Schnelle und gradierte Erwärmung von Platinen

Bestimmte Karosseriebauteile müssen besonders robust sein, damit sie bei einem Unfall Leben retten können. Ein solches crash-relevantes Bauteil ist die Pkw-B-Säule, also die Verbindung zwischen Fahrzeugdach und Fahrzeugboden in der Mitte der Fahrgastzelle. Bei einem seitlichen Crash muss sie einen Großteil der Kräfte abfangen, um die Insassen zu schützen. Das Blech, aus dem die B-Säule hergestellt ist, wird deshalb mit speziellen Verfahren gehärtet, z. B. durch Presshärten.

Dabei wird ein Blechrohling auf über 900 Grad Celsius erhitzt und während der Formgebung in einer Presse abgekühlt. So lassen sich bei reduziertem Materialeinsatz hohe Festigkeiten für die Strukturbauteile von Karosserien erreichen.

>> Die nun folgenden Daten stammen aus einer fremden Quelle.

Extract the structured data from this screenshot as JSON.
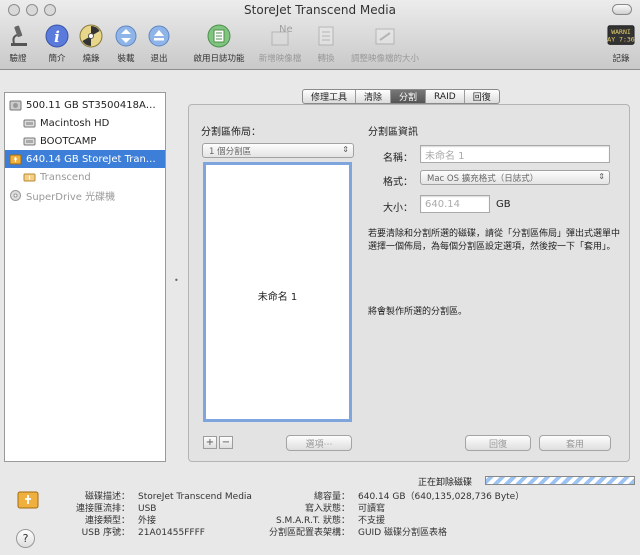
{
  "window": {
    "title": "StoreJet Transcend Media"
  },
  "toolbar": [
    {
      "name": "verify",
      "label": "驗證",
      "enabled": true
    },
    {
      "name": "info",
      "label": "簡介",
      "enabled": true
    },
    {
      "name": "burn",
      "label": "燒錄",
      "enabled": true
    },
    {
      "name": "mount",
      "label": "裝載",
      "enabled": true
    },
    {
      "name": "eject",
      "label": "退出",
      "enabled": true
    },
    {
      "name": "enable-journaling",
      "label": "啟用日誌功能",
      "enabled": true
    },
    {
      "name": "new-image",
      "label": "新增映像檔",
      "enabled": false
    },
    {
      "name": "convert",
      "label": "轉換",
      "enabled": false
    },
    {
      "name": "resize-image",
      "label": "調整映像檔的大小",
      "enabled": false
    },
    {
      "name": "log",
      "label": "記錄",
      "enabled": true,
      "badge_line1": "WARNI",
      "badge_line2": "AY 7:36"
    }
  ],
  "sidebar": {
    "items": [
      {
        "label": "500.11 GB ST3500418A…",
        "level": 0,
        "kind": "disk",
        "selected": false,
        "dim": false
      },
      {
        "label": "Macintosh HD",
        "level": 1,
        "kind": "volume",
        "selected": false,
        "dim": false
      },
      {
        "label": "BOOTCAMP",
        "level": 1,
        "kind": "volume",
        "selected": false,
        "dim": false
      },
      {
        "label": "640.14 GB StoreJet Tran…",
        "level": 0,
        "kind": "usb",
        "selected": true,
        "dim": false
      },
      {
        "label": "Transcend",
        "level": 1,
        "kind": "volume-usb",
        "selected": false,
        "dim": true
      },
      {
        "label": "SuperDrive 光碟機",
        "level": 0,
        "kind": "optical",
        "selected": false,
        "dim": true
      }
    ]
  },
  "tabs": [
    {
      "label": "修理工具",
      "active": false
    },
    {
      "label": "清除",
      "active": false
    },
    {
      "label": "分割",
      "active": true
    },
    {
      "label": "RAID",
      "active": false
    },
    {
      "label": "回復",
      "active": false
    }
  ],
  "partition": {
    "layout_title": "分割區佈局：",
    "layout_popup": "1 個分割區",
    "layout_partition_name": "未命名 1",
    "add": "+",
    "remove": "−",
    "options": "選項⋯",
    "info_title": "分割區資訊",
    "name_label": "名稱：",
    "name_value": "未命名 1",
    "format_label": "格式：",
    "format_value": "Mac OS 擴充格式（日誌式）",
    "size_label": "大小：",
    "size_value": "640.14",
    "size_unit": "GB",
    "help_text": "若要清除和分割所選的磁碟，請從「分割區佈局」彈出式選單中選擇一個佈局，為每個分割區設定選項，然後按一下「套用」。",
    "status_text": "將會製作所選的分割區。",
    "revert": "回復",
    "apply": "套用"
  },
  "status": {
    "unmounting": "正在卸除磁碟",
    "indeterminate": true
  },
  "info": {
    "left": [
      {
        "k": "磁碟描述：",
        "v": "StoreJet Transcend Media"
      },
      {
        "k": "連接匯流排：",
        "v": "USB"
      },
      {
        "k": "連接類型：",
        "v": "外接"
      },
      {
        "k": "USB 序號：",
        "v": "21A01455FFFF"
      }
    ],
    "right": [
      {
        "k": "總容量：",
        "v": "640.14 GB（640,135,028,736 Byte）"
      },
      {
        "k": "寫入狀態：",
        "v": "可讀寫"
      },
      {
        "k": "S.M.A.R.T. 狀態：",
        "v": "不支援"
      },
      {
        "k": "分割區配置表架構：",
        "v": "GUID 磁碟分割區表格"
      }
    ]
  },
  "help": "?"
}
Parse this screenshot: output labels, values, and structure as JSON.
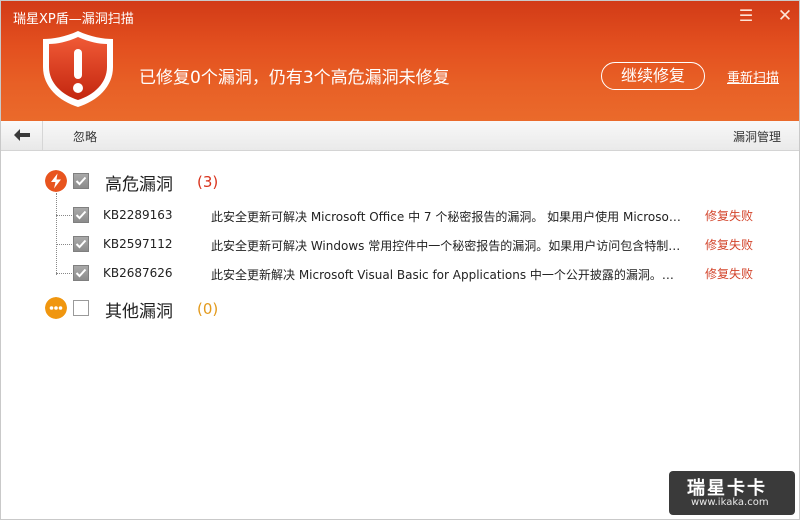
{
  "window": {
    "title": "瑞星XP盾—漏洞扫描"
  },
  "header": {
    "summary": "已修复0个漏洞，仍有3个高危漏洞未修复",
    "continue_button": "继续修复",
    "rescan_link": "重新扫描"
  },
  "toolbar": {
    "ignore": "忽略",
    "manage": "漏洞管理"
  },
  "groups": [
    {
      "label": "高危漏洞",
      "count": "(3)",
      "checked": true,
      "icon": "lightning-icon",
      "color": "#e8541e",
      "items": [
        {
          "kb": "KB2289163",
          "desc": "此安全更新可解决 Microsoft Office 中 7 个秘密报告的漏洞。 如果用户使用 Microsoft Office",
          "status": "修复失败",
          "checked": true
        },
        {
          "kb": "KB2597112",
          "desc": "此安全更新可解决 Windows 常用控件中一个秘密报告的漏洞。如果用户访问包含特制内容的网站",
          "status": "修复失败",
          "checked": true
        },
        {
          "kb": "KB2687626",
          "desc": "此安全更新解决 Microsoft Visual Basic for Applications 中一个公开披露的漏洞。如果用户打开",
          "status": "修复失败",
          "checked": true
        }
      ]
    },
    {
      "label": "其他漏洞",
      "count": "(0)",
      "checked": false,
      "icon": "more-icon",
      "color": "#f0960f"
    }
  ],
  "watermark": {
    "brand": "瑞星卡卡",
    "url": "www.ikaka.com"
  },
  "colors": {
    "header_top": "#d23b17",
    "header_bottom": "#ea6a2b",
    "fail_status": "#d3452c",
    "high_risk_count": "#d9341e",
    "other_count": "#e39a1c"
  }
}
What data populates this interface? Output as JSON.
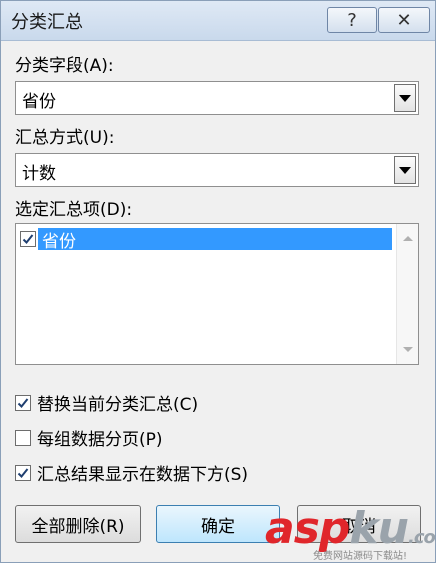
{
  "window": {
    "title": "分类汇总",
    "help_glyph": "?",
    "close_glyph": "✕"
  },
  "group_by": {
    "label": "分类字段(A):",
    "value": "省份"
  },
  "function": {
    "label": "汇总方式(U):",
    "value": "计数"
  },
  "subtotal_items": {
    "label": "选定汇总项(D):",
    "items": [
      {
        "label": "省份",
        "checked": true,
        "selected": true
      }
    ]
  },
  "options": [
    {
      "label": "替换当前分类汇总(C)",
      "checked": true
    },
    {
      "label": "每组数据分页(P)",
      "checked": false
    },
    {
      "label": "汇总结果显示在数据下方(S)",
      "checked": true
    }
  ],
  "buttons": {
    "remove_all": "全部删除(R)",
    "ok": "确定",
    "cancel": "取消"
  },
  "watermark": {
    "brand_red": "asp",
    "brand_gray": "ku",
    "brand_suffix": ".com",
    "tagline": "免费网站源码下载站!"
  },
  "colors": {
    "selection": "#3399ff",
    "title_bar": "#c9d9ec",
    "dialog_bg": "#f0f0f0"
  }
}
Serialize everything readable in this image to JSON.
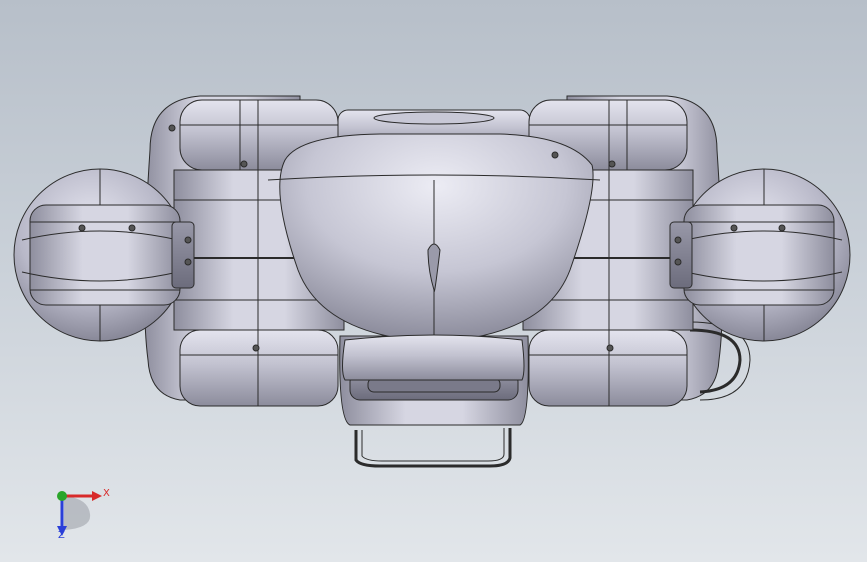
{
  "viewport": {
    "background_top": "#b7bfc9",
    "background_bottom": "#e2e6ea"
  },
  "model": {
    "shading_color": "#c4c4d2",
    "edge_color": "#2b2b2b"
  },
  "triad": {
    "x_label": "X",
    "z_label": "Z",
    "x_color": "#d82a2a",
    "y_color": "#2aa52a",
    "z_color": "#2a3fd8"
  }
}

Üblicherweise erhitzt ein Rollenherdofen die Blechplatinen. Mit einer Länge von etwa 40 Metern haben diese aber einen erheblichen Platzbedarf. Gemeinsam mit einem Industriepartner erarbeiteten die Wissenschaftler des Fraunhofer IWU deshalb ein alternatives Konzept: Um die Platine möglichst schnell und zudem an verschiedenen Stellen unterschiedlich stark zu erhitzen, wurde eine neuartige Kontakterwärmungsanlage entwickelt.

Ähnlich dem Bügeleisenprinzip übertragen einander gegenüberliegende Platten die Wärmeenergie gezielt auf bestimmte Bereiche des Blechs. Die Erwärmungsanlage ist zweistufig ausgelegt, dadurch kann der Rohling entweder in mehreren Schritten gleichmäßig oder zonenweise unterschiedlich erwärmt werden. Innerhalb der Stufen ist die Temperierung in je sechs Bereichen möglich, sodass eine Art thermisches Schachbrettmuster realisierbar ist. Durch die gezielte lokale Erwärmung lässt sich bereits im Aufheizprozess Einfluss auf die beim Umformen zu erzielende Festigkeit nehmen, was für das nachfolgende Beschnittverfahren und das Crashverhalten von Vorteil ist. Ein vollautomatisches Handlingsystem ermöglicht zudem minimale Wärmeverluste und transportiert die Platine durch die gesamte Anlage bis zum Werkzeug in der Presse.

Die Kontakterwärmungsanlage ist Teil der intelligenten Presshärtelinie. Mit ihr ließen die IWU-Forscher das geregelte Presshärten im Sinne von Industrie 4.0 anhand seriennaher Bauteile erstmals Realität werden.